One popular iteration of open relationship structures is monogamish. A term coined by a popular advice columnist Dan Savage, monogamish is loosely described as a committed but sexually nonexclusive long-term relationship. In essence, it is a mostly monogamous relationship with couple exceptions to the rule.


“This is my boyfriend, Derek. And this is Derek’s boyfriend, Ben.” – April Ludgate, Parks & Recreation S02E01, NBC.

Polyamory is defined as a practice of seeking ethical and consensual committed relationship with more than one partner. Polyamory can both be a preferred relationship structure (i.e. I prefer to do polyamorous relationships) and an identity (i.e. I am polyamorous). In a future post, we will do a deep dive into all the wildly different variations of polyamorous relationships and the current trends in modern dating.

Polyamory is different from open relationships and swinging in that the focus of polyamorous relationships is in developing emotional connection rather than a sexual one. For example, I have encountered many lovely asexual folks who all had incredible practices of their own polyamorous relationships that did not include sex in their own relationships.

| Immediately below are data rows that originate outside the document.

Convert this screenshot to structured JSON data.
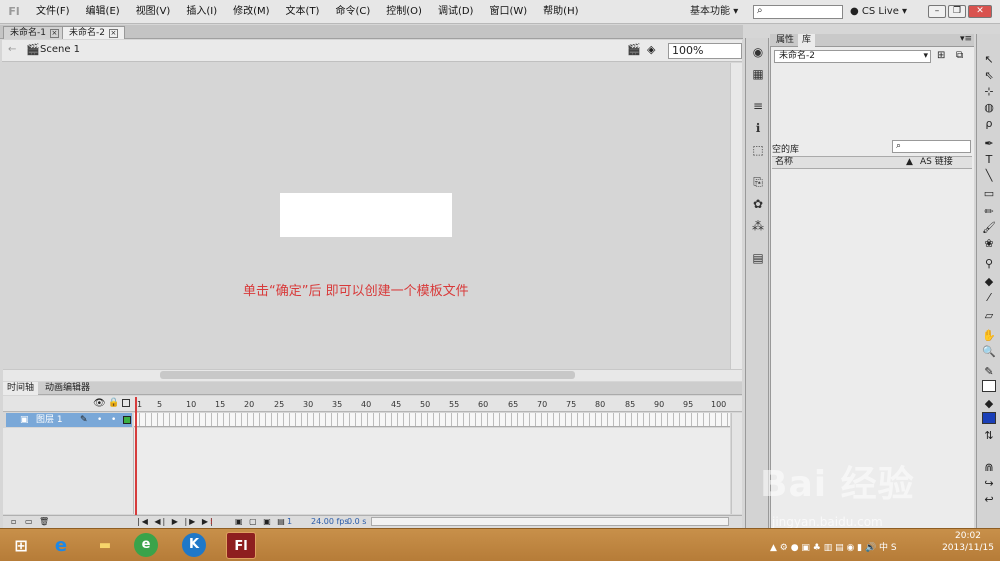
{
  "app": {
    "logo": "Fl"
  },
  "menus": [
    "文件(F)",
    "编辑(E)",
    "视图(V)",
    "插入(I)",
    "修改(M)",
    "文本(T)",
    "命令(C)",
    "控制(O)",
    "调试(D)",
    "窗口(W)",
    "帮助(H)"
  ],
  "workspace": "基本功能",
  "search_placeholder": "",
  "cslive": "CS Live",
  "doc_tabs": [
    "未命名-1",
    "未命名-2"
  ],
  "scene": "Scene 1",
  "zoom": "100%",
  "caption": "单击“确定”后   即可以创建一个模板文件",
  "timeline": {
    "tabs": [
      "时间轴",
      "动画编辑器"
    ],
    "ruler": [
      "1",
      "5",
      "10",
      "15",
      "20",
      "25",
      "30",
      "35",
      "40",
      "45",
      "50",
      "55",
      "60",
      "65",
      "70",
      "75",
      "80",
      "85",
      "90",
      "95",
      "100"
    ],
    "layer_name": "图层 1",
    "footer": {
      "frame": "1",
      "fps": "24.00 fps",
      "time": "0.0 s"
    }
  },
  "panel": {
    "tabs": [
      "属性",
      "库"
    ],
    "library_doc": "未命名-2",
    "empty_label": "空的库",
    "col_name": "名称",
    "col_link": "AS 链接"
  },
  "taskbar": {
    "time": "20:02",
    "date": "2013/11/15",
    "flash_icon": "Fl"
  },
  "watermark": {
    "text": "Bai 经验",
    "url": "jingyan.baidu.com"
  }
}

Polyamory is also different from swinging and open relationship in that participants don’t necessarily have to be partnered. Single folks on their own polyamorous journey would be classified solo poly. In the above captioned image, we get to see a traditional V hinge polyamorous relationship where Derek is the hinge partner between April and Ben, where April and Ben are not romantically involved.

Exclusive? Inclusive.

One of the most fascinating learnings I have personally experienced in my own journey through polyamory is that so many different people love in different ways. Swinging is just as valid as open relationships. Different variations of polyamory are all just as valid as another. In addition, you can absolutely have an open relationship-like approach while being more polyamorous. And you can absolutely attend swingers clubs to swing while you are in a traditional open relationship.

The one certain thing about life is that life is always changing. And relationship structures and preferences can change overnight. Some swingers often have to establish firm boundaries regarding emotional attachment. Some monofolks often discover that they are open to exploring polyamorous relationships after an infidelitous experience. And a lot of folks roll back to exclusive relationships or take pauses after particularly bad swinging or open experiences.